Source: Romanian National Institute of Statistics, InterCapital Research

Meanwhile, in terms of the usual GDP growth breakdown, the final consumption of households was by far the largest driver of growth, with a 1.8 p.p. contribution to the overall 2.1% growth YoY, as the volume in this category grew by 2.9%. Individual final consumption expenditure of the General Government recorded a 2.8% volume increase, contributing 0.2 p.p. to the GDP growth rate. A similar situation is present with the Collective final consumption expenditure of the General government, which with a 2.9% volume growth contributed 0.3 p.p. to the GDP growth rate. Furthermore, Gross fixed capital formation, whose volume increased by 12% YoY, contributed 2.9 p.p. to the GDP growth rate.

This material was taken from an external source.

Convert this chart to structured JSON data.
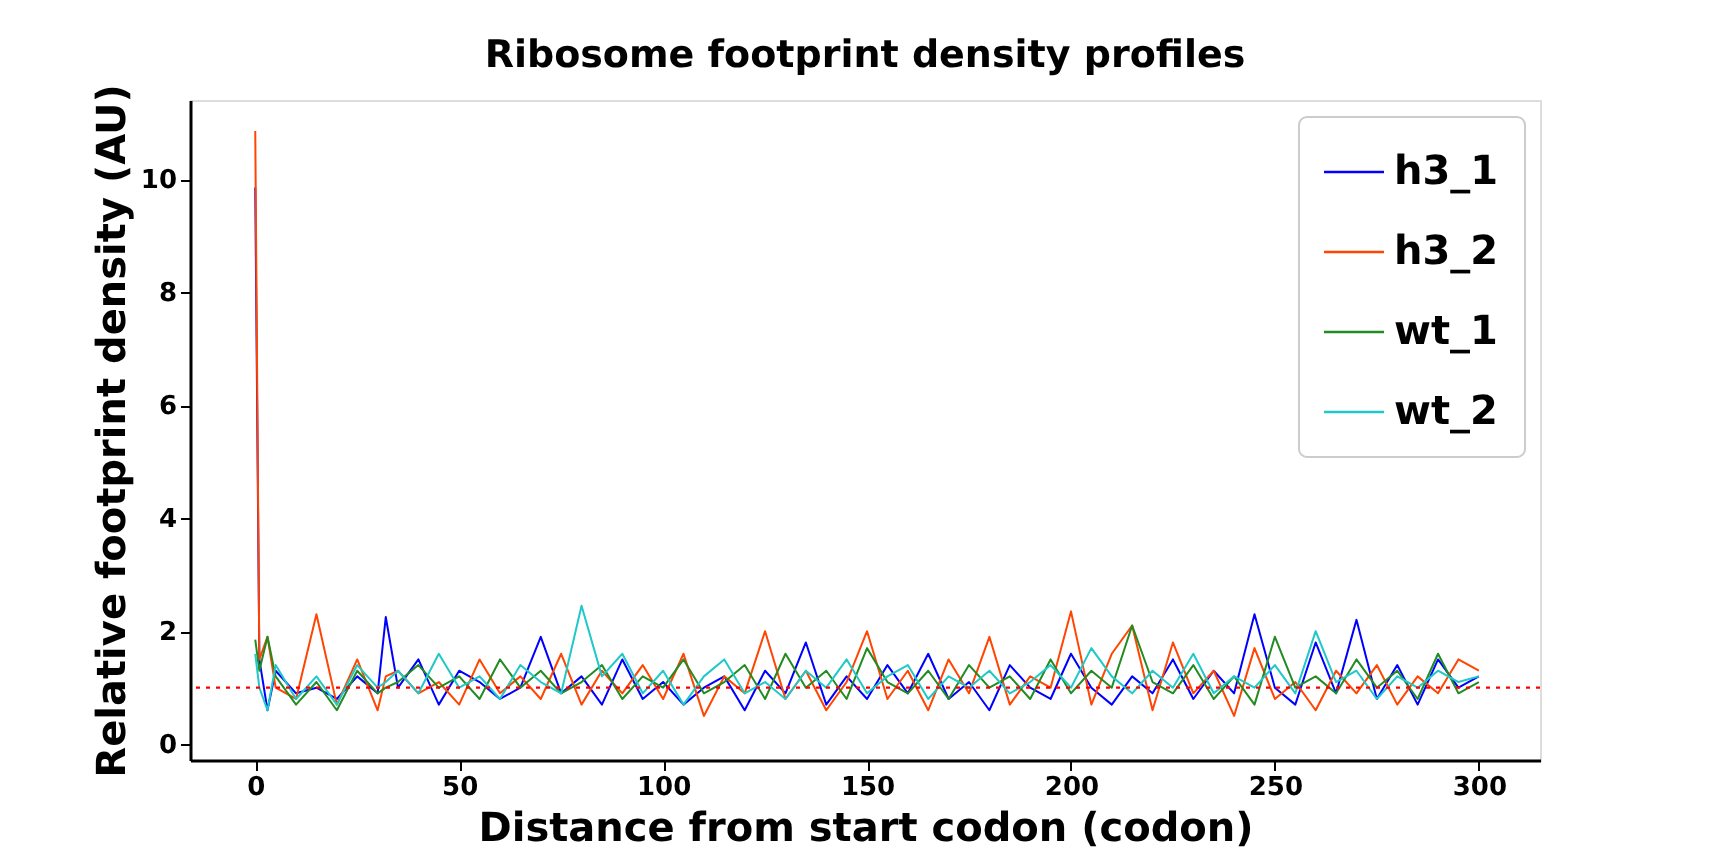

On the other hand, both exports and imports of goods and services negatively contributed to the change in GDP (-0.9 p.p.), as their volume decreased by 2.1% and 1.8% YoY, respectively.

For this breakdown, several things can be pointed out. Firstly, the fact that household consumption is the main driver of growth in the economy is a positive sign, as this is usually how it is for developed economies. Furthermore, this type of growth is more stable, than say depending on commodity exports, or debt-driven growth in real estate or any similar sector. A higher level of General government spending, while not usually something that should be too large, is in the current unstable situation required. Furthermore, gross fixed capital formation, further supported by various EU funds, is also a good sign of economic development and convergence with the EU. Lastly, the drop in exports and imports was to be expected; imports due to inflation, especially of energy and commodity prices, and exports for similar reasons, although from the perspective of countries that are importing goods and services from Romania. After all, in the current environment of still elevated interest rates, a slowdown in economic activity, and above-average inflation rates across Europe, slowly expanding is still a positive development.